女性: そう、見られてはいけないものを、展示する側がどう扱うかという問題ね。

男: 本屋で立ち読みした雑誌を、あとで無料でゆっくりと読むのも…

女性: あのね、せこいこと考えるな!

人間の意思をどう伝えるか

男: 「まばたき」だけでズームを制御することに、少し不安があるのですが。

女性: そう、誤動作もありえるわよね。

男:  誤動作?

女性: そう、たとえば、必要がないときに、たまたま「まばたき」をしたら、

      勝手にコンタクトレンズがズームインしてしまった、なんてことがあるかもね。

男: そんなの危ないじゃないですか。

女性: だから今、その制御方法を世界中の科学者たちが必死に研究してるわ。人間の意思に

      忠実に機械を制御するシステムをHMI(ヒューマンマシン・インターフェース)と

      呼ぶのよ。

男: 冷えまんま、お新香いただきまーす?

女性: どう聞いたらそう聞こえるのよ。

男: そ、その冷えたお新香なら、まばたきで機械を思い通りに動かせるというのですか?

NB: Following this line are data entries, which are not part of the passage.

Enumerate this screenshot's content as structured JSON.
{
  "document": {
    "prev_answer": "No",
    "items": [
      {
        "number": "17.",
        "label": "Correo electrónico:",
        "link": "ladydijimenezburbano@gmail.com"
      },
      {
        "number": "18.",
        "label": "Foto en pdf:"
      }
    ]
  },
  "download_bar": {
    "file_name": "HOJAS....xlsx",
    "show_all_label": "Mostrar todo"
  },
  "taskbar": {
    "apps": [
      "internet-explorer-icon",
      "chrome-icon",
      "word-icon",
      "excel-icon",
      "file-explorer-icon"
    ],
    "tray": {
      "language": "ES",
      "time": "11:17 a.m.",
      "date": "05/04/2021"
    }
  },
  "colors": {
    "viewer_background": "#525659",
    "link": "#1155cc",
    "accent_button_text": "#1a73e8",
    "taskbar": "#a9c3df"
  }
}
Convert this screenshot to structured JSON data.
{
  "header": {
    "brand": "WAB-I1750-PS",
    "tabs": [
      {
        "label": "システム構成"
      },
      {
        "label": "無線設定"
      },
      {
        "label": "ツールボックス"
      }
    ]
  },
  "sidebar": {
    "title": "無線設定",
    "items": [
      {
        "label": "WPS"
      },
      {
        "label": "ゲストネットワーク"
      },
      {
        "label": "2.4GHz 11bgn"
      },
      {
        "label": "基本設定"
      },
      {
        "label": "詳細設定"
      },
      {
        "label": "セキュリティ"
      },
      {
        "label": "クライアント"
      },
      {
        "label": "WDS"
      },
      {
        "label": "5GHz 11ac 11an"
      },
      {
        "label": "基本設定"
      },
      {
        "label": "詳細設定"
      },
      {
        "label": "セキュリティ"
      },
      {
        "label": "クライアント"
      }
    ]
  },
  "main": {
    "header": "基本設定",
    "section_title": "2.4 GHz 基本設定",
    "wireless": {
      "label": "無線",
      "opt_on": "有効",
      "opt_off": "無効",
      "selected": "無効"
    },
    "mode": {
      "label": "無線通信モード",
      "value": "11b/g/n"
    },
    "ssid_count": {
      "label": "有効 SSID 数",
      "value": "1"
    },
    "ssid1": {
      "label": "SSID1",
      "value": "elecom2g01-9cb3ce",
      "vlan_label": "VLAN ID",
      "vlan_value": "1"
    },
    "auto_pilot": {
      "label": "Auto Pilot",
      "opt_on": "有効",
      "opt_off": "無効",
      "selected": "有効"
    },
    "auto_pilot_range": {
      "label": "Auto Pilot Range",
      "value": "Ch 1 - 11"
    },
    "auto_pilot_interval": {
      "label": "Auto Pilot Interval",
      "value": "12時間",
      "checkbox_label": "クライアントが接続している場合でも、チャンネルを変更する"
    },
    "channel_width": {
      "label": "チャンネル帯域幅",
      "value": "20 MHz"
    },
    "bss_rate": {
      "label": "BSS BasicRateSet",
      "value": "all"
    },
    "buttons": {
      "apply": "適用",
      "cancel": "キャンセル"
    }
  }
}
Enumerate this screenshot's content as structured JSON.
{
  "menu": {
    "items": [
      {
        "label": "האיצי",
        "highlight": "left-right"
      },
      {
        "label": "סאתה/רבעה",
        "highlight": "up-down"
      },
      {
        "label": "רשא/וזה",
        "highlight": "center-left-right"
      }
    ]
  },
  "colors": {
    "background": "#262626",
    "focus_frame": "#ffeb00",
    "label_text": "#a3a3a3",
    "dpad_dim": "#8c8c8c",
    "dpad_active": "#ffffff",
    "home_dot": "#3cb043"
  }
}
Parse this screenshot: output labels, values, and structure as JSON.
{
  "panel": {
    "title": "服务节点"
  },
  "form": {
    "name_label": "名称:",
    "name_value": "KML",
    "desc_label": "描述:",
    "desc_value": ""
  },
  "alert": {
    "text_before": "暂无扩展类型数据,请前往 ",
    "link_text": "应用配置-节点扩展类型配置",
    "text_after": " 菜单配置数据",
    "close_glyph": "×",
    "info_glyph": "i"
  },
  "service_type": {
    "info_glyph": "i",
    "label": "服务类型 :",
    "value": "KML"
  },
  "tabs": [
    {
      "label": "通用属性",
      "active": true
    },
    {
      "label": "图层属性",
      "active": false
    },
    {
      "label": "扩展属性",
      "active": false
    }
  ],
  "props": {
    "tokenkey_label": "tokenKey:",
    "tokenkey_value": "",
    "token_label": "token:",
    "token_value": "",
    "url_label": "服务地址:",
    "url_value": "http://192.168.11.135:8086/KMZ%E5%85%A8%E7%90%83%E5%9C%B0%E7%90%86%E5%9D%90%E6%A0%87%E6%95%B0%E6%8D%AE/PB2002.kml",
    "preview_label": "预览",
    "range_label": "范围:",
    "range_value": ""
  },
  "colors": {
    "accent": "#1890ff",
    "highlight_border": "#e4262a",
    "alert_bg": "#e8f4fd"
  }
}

女性: 実は、まばたきだけじゃなくて、このHMIがうまく動けば、ヒトのすべての

      電気生理学的信号を機械が受け取って、体の不自由な人が、体や車いすなど

      様々なものを思い通りに動かせるようになるわ。

男: なるほど。まばたきだけにたよらずに、やがては自由に遠くのモノにズームしたり、

      手元のモノを拡大したりできるようになるのですね?

女性: そうね。でも今の段階では、眼球の電位測定のために頭に電極を5つも貼りつける

      必要があるの。

男: 電極を?

女性: そう。さらに今のところ、このコンタクトレンズは何回か動かすと制御ができなくなって

      しまうの。課題はまだあるわね。

人間の意思に忠実に動けば

男: 人間の感覚や要求を、機械が理解して完全な状態で動いてくれれば、最高ですね。

女性: そのとおりね。そしてさらに進化して、目が見えない人に視力がもどる装置の完成へと

      つながっていけば素敵よね。

男:  理想的な人工眼ですね。

女性: HMIが成功すれば、目だけじゃなくて、耳や鼻、体のあらゆる部分への応用も

      可能になってくるわね。

男: 目が見えない人がテニスをしたり、耳が聞こえない人が音楽を楽しんで、足が不自由な人が

      風をきって走れるようになれば…

女性: そう、素敵ね。

男: あなたのウィンクのおかげで、僕はなんだか元気になってきました。

女性: ほんと?

男: ぼくにも、ウィンクでズームするコンタクトレンズを使わせてくれませんか?

女性: …いいわよ…何をズームして見たいの?

男: 僕は、何かを見たいのではありません。

女性: ‥何に使うの?

男: 路上で、誰かにウィンクをする「理由」がほしいのです。